Mankin Romi, Rekker Astrid
School of Natural Sciences and Health, Tallinn University, 29 Narva Road, 10120 Tallinn, Estonia.
Phys Rev E. 2020 Jul;102(1-1):012103. doi: 10.1103/PhysRevE.102.012103.
The behavior of a stochastic perfect integrate-and-fire (PIF) model of neurons is considered. The effect of temporally correlated random activity of synaptic inputs is modeled as a combination of an asymmetric dichotomous noise and a random operation time in the form of an inverse strictly increasing Lévy-type subordinator. Using a first-passage-time formulation, we find exact expressions for the output interspike interval (ISI) statistics. Particularly, it is shown that at some parameter regimes the ISI density exhibits a multimodal structure. Moreover, it is demonstrated that the coefficient of variation, the serial correlation coefficient, and the Fano factor display a nonmonotonic dependence on the mean input current μ, i.e., the ISI's regularity is maximized at an intermediate value of μ. The features of spike statistics, analytically revealed in our study, are compared with previously obtained results for a perfect integrate-and-fire neuron model driven by dichotomous noise (without subordination).

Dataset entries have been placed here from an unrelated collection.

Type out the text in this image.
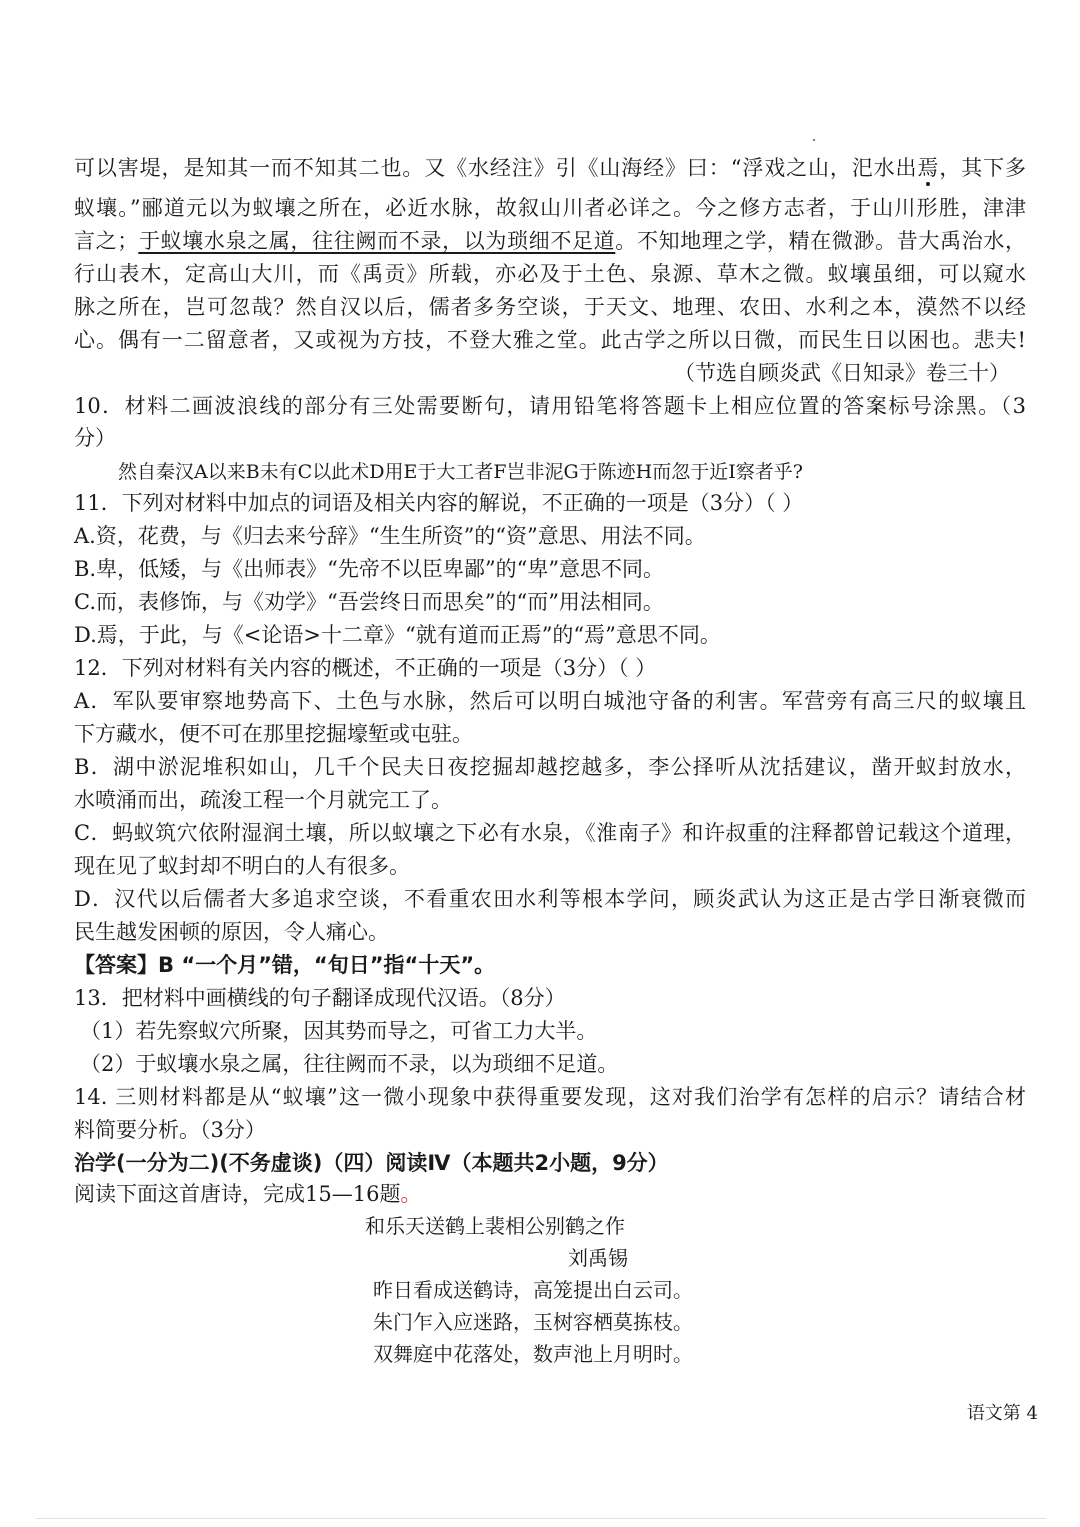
可以害堤，是知其一而不知其二也。又《水经注》引《山海经》曰：“浮戏之山，汜水出焉，其下多
蚁壤。”郦道元以为蚁壤之所在，必近水脉，故叙山川者必详之。今之修方志者，于山川形胜，津津
言之；于蚁壤水泉之属，往往阙而不录，以为琐细不足道。不知地理之学，精在微渺。昔大禹治水，
行山表木，定高山大川，而《禹贡》所载，亦必及于土色、泉源、草木之微。蚁壤虽细，可以窥水
脉之所在，岂可忽哉？然自汉以后，儒者多务空谈，于天文、地理、农田、水利之本，漠然不以经
心。偶有一二留意者，又或视为方技，不登大雅之堂。此古学之所以日微，而民生日以困也。悲夫!
（节选自顾炎武《日知录》卷三十）
10．材料二画波浪线的部分有三处需要断句，请用铅笔将答题卡上相应位置的答案标号涂黑。（3
分）
然自秦汉A以来B未有C以此术D用E于大工者F岂非泥G于陈迹H而忽于近I察者乎?
11．下列对材料中加点的词语及相关内容的解说，不正确的一项是（3分）（ ）
A.资，花费，与《归去来兮辞》“生生所资”的“资”意思、用法不同。
B.卑，低矮，与《出师表》“先帝不以臣卑鄙”的“卑”意思不同。
C.而，表修饰，与《劝学》“吾尝终日而思矣”的“而”用法相同。
D.焉，于此，与《<论语>十二章》“就有道而正焉”的“焉”意思不同。
12．下列对材料有关内容的概述，不正确的一项是（3分）（ ）
A．军队要审察地势高下、土色与水脉，然后可以明白城池守备的利害。军营旁有高三尺的蚁壤且
下方藏水，便不可在那里挖掘壕堑或屯驻。
B．湖中淤泥堆积如山，几千个民夫日夜挖掘却越挖越多，李公择听从沈括建议，凿开蚁封放水，
水喷涌而出，疏浚工程一个月就完工了。
C．蚂蚁筑穴依附湿润土壤，所以蚁壤之下必有水泉，《淮南子》和许叔重的注释都曾记载这个道理，
现在见了蚁封却不明白的人有很多。
D．汉代以后儒者大多追求空谈，不看重农田水利等根本学问，顾炎武认为这正是古学日渐衰微而
民生越发困顿的原因，令人痛心。
【答案】B “一个月”错，“旬日”指“十天”。
13．把材料中画横线的句子翻译成现代汉语。（8分）
（1）若先察蚁穴所聚，因其势而导之，可省工力大半。
（2）于蚁壤水泉之属，往往阙而不录，以为琐细不足道。
14. 三则材料都是从“蚁壤”这一微小现象中获得重要发现，这对我们治学有怎样的启示？请结合材
料简要分析。（3分）
治学(一分为二)(不务虚谈)（四）阅读Ⅳ（本题共2小题，9分）
阅读下面这首唐诗，完成15—16题。
和乐天送鹤上裴相公别鹤之作
刘禹锡
昨日看成送鹤诗，高笼提出白云司。
朱门乍入应迷路，玉树容栖莫拣枝。
双舞庭中花落处，数声池上月明时。
语文第 4
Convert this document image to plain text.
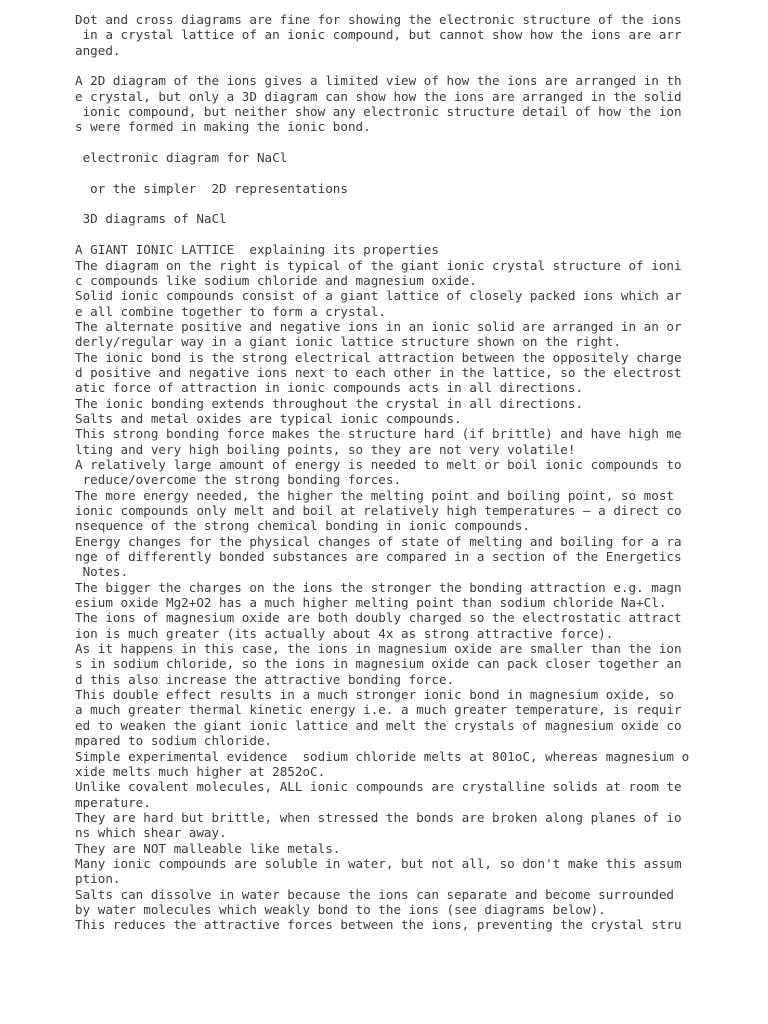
Dot and cross diagrams are fine for showing the electronic structure of the ions
in a crystal lattice of an ionic compound, but cannot show how the ions are arr
anged.
A 2D diagram of the ions gives a limited view of how the ions are arranged in th
e crystal, but only a 3D diagram can show how the ions are arranged in the solid
ionic compound, but neither show any electronic structure detail of how the ion
s were formed in making the ionic bond.
electronic diagram for NaCl
or the simpler  2D representations
3D diagrams of NaCl
A GIANT IONIC LATTICE  explaining its properties
The diagram on the right is typical of the giant ionic crystal structure of ioni
c compounds like sodium chloride and magnesium oxide.
Solid ionic compounds consist of a giant lattice of closely packed ions which ar
e all combine together to form a crystal.
The alternate positive and negative ions in an ionic solid are arranged in an or
derly/regular way in a giant ionic lattice structure shown on the right.
The ionic bond is the strong electrical attraction between the oppositely charge
d positive and negative ions next to each other in the lattice, so the electrost
atic force of attraction in ionic compounds acts in all directions.
The ionic bonding extends throughout the crystal in all directions.
Salts and metal oxides are typical ionic compounds.
This strong bonding force makes the structure hard (if brittle) and have high me
lting and very high boiling points, so they are not very volatile!
A relatively large amount of energy is needed to melt or boil ionic compounds to
reduce/overcome the strong bonding forces.
The more energy needed, the higher the melting point and boiling point, so most
ionic compounds only melt and boil at relatively high temperatures – a direct co
nsequence of the strong chemical bonding in ionic compounds.
Energy changes for the physical changes of state of melting and boiling for a ra
nge of differently bonded substances are compared in a section of the Energetics
Notes.
The bigger the charges on the ions the stronger the bonding attraction e.g. magn
esium oxide Mg2+O2 has a much higher melting point than sodium chloride Na+Cl.
The ions of magnesium oxide are both doubly charged so the electrostatic attract
ion is much greater (its actually about 4x as strong attractive force).
As it happens in this case, the ions in magnesium oxide are smaller than the ion
s in sodium chloride, so the ions in magnesium oxide can pack closer together an
d this also increase the attractive bonding force.
This double effect results in a much stronger ionic bond in magnesium oxide, so
a much greater thermal kinetic energy i.e. a much greater temperature, is requir
ed to weaken the giant ionic lattice and melt the crystals of magnesium oxide co
mpared to sodium chloride.
Simple experimental evidence  sodium chloride melts at 801oC, whereas magnesium o
xide melts much higher at 2852oC.
Unlike covalent molecules, ALL ionic compounds are crystalline solids at room te
mperature.
They are hard but brittle, when stressed the bonds are broken along planes of io
ns which shear away.
They are NOT malleable like metals.
Many ionic compounds are soluble in water, but not all, so don't make this assum
ption.
Salts can dissolve in water because the ions can separate and become surrounded
by water molecules which weakly bond to the ions (see diagrams below).
This reduces the attractive forces between the ions, preventing the crystal stru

考虑了神经元的随机完美积分发放(PIF)模型的行为。突触输入的时间相关随机活动的影响被建模为不对称二分噪声和以严格递增的逆 Lévy 型从属过程形式的随机操作时间的组合。使用首通时间公式,我们找到了输出脉冲间隔(ISI)统计量的精确表达式。特别地,表明在某些参数范围内,ISI 密度呈现多峰结构。此外,证明了变异系数、序列相关系数和 Fano 因子对平均输入电流μ呈现非单调依赖性,即 ISI 的规律性在μ的中间值处最大化。将我们研究中分析揭示的脉冲统计特征与先前获得的由二分噪声驱动(无从属关系)的完美积分发放神经元模型的结果进行了比较。